Standalone Q1FY18 EBITDA rose 9% y-o-y (+6% q-o-q) to Rs 5.55 bn, translating into a margin of 20.3% (+2pp q-o-q, -0.93pp y-o-y), led by realisation improvement in the VSF segment. Revenue grew 14.4% y-o-y to Rs 27.4 bn, while PAT rose 8% y-o-y to Rs 3.47 bn, driven by lower interest and depreciation expense. VSF – Realisation uptick drives profits: VFS revenue grew 11% y-o-y to Rs 18.36 bn, (est. of Rs 17.7 bn) on realisation boost of 11% y-o-y, despite flat volume growth led by destocking on account of GST, translating into a margin of 19% (v/s 19.5% in Q1FY17). Realisation improvement was partially offset by higher pulp and caustic cost. Chemical segment: Chemical revenues stood at Rs 10.84 bn (+20% y-o-y) due to higher caustic realisations. ECU realisations rose 2% y-o-y, with higher caustic prices offset by negative chlorine realisation. Volumes increased 4% y-o-y in Q1FY18, while margins stood at 22.5% (+2.75pp q-o-q).
Valuation and view: We believe GRASIM post proposed restructuring exercise with Aditya Birla Nuvo will be the holding company for multiple diversified lines of business, including cement, finance, chemical and retail. This is likely to attract higher discount than earlier. We thus value its stake in Ultratech Cement and ABCL at 45% discount, and VSF business at 5.5x FY19e EV/Ebitda, arriving at a TP of Rs 1,079 (downside of 3%.) Maintain Neutral.
The merger of Aditya Birla Nuvo Ltd with Grasim Industries Ltd: Restructuring results in listing of other financial services business 57% owned by post-merger Grasim and balance being held by its shareholders (post-merger Grasim) on a proportionate basis. Merger will provides shareholders with a well-diversified portfolio of cement, textiles, chemicals, insulators, solar, telecom and financial services.

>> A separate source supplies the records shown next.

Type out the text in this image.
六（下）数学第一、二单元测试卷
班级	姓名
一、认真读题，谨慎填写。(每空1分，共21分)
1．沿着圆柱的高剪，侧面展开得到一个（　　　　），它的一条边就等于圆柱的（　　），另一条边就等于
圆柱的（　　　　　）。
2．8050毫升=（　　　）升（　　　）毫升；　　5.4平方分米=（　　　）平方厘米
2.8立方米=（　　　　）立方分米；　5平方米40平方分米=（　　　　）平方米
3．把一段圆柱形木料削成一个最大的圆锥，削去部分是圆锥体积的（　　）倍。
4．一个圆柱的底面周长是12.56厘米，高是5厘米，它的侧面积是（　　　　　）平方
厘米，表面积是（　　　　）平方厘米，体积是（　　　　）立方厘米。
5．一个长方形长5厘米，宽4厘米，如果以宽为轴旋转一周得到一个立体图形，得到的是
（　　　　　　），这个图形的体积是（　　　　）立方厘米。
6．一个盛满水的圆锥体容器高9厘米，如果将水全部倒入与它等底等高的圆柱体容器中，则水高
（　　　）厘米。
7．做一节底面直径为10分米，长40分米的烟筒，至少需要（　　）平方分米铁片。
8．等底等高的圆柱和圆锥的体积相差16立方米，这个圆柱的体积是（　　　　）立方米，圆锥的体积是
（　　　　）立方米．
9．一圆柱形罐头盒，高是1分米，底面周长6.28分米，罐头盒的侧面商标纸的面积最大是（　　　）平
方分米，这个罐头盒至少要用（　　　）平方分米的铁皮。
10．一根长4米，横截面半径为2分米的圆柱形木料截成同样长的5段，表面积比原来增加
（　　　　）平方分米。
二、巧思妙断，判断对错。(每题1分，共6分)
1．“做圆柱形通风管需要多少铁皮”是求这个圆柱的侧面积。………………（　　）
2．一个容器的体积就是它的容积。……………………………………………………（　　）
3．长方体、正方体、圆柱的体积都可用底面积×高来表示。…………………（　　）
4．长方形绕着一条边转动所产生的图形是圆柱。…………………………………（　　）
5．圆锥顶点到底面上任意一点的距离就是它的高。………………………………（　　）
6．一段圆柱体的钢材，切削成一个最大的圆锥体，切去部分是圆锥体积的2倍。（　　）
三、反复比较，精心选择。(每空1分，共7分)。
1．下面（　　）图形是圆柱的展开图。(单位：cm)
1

Highlights of conference call
VSF: Revenue increased 11% y-o-y, with volumes remaining flat due to destocking led by GST. Production at Harihar was impacted by partial shutdown due to water shortage to the extent of loss of revenue of ~Rs 700m. Realisation improvement led by specialty fibre. Ebitda up 8% y-o-y partially offset by higher pulp and caustic cost. Chemical business: Volumes up 4% y-o-y. Realisation increased by 2% on account of higher caustic prices, offset by negative chlorine realisation.
Business outlook: For chemicals business, brownfield expansion at Vilayat from 220K TPA to 365K TPA expected to be commissioned by Q4FY18. Grasim’s caustic capacity to increase from 840K TPA to 1139K TPA post ongoing expansion and ABNL merger. For VSF business, focus will be on expanding usage and application of VSF in domestic textile market. Investment plan for capacity expansion under finalisation.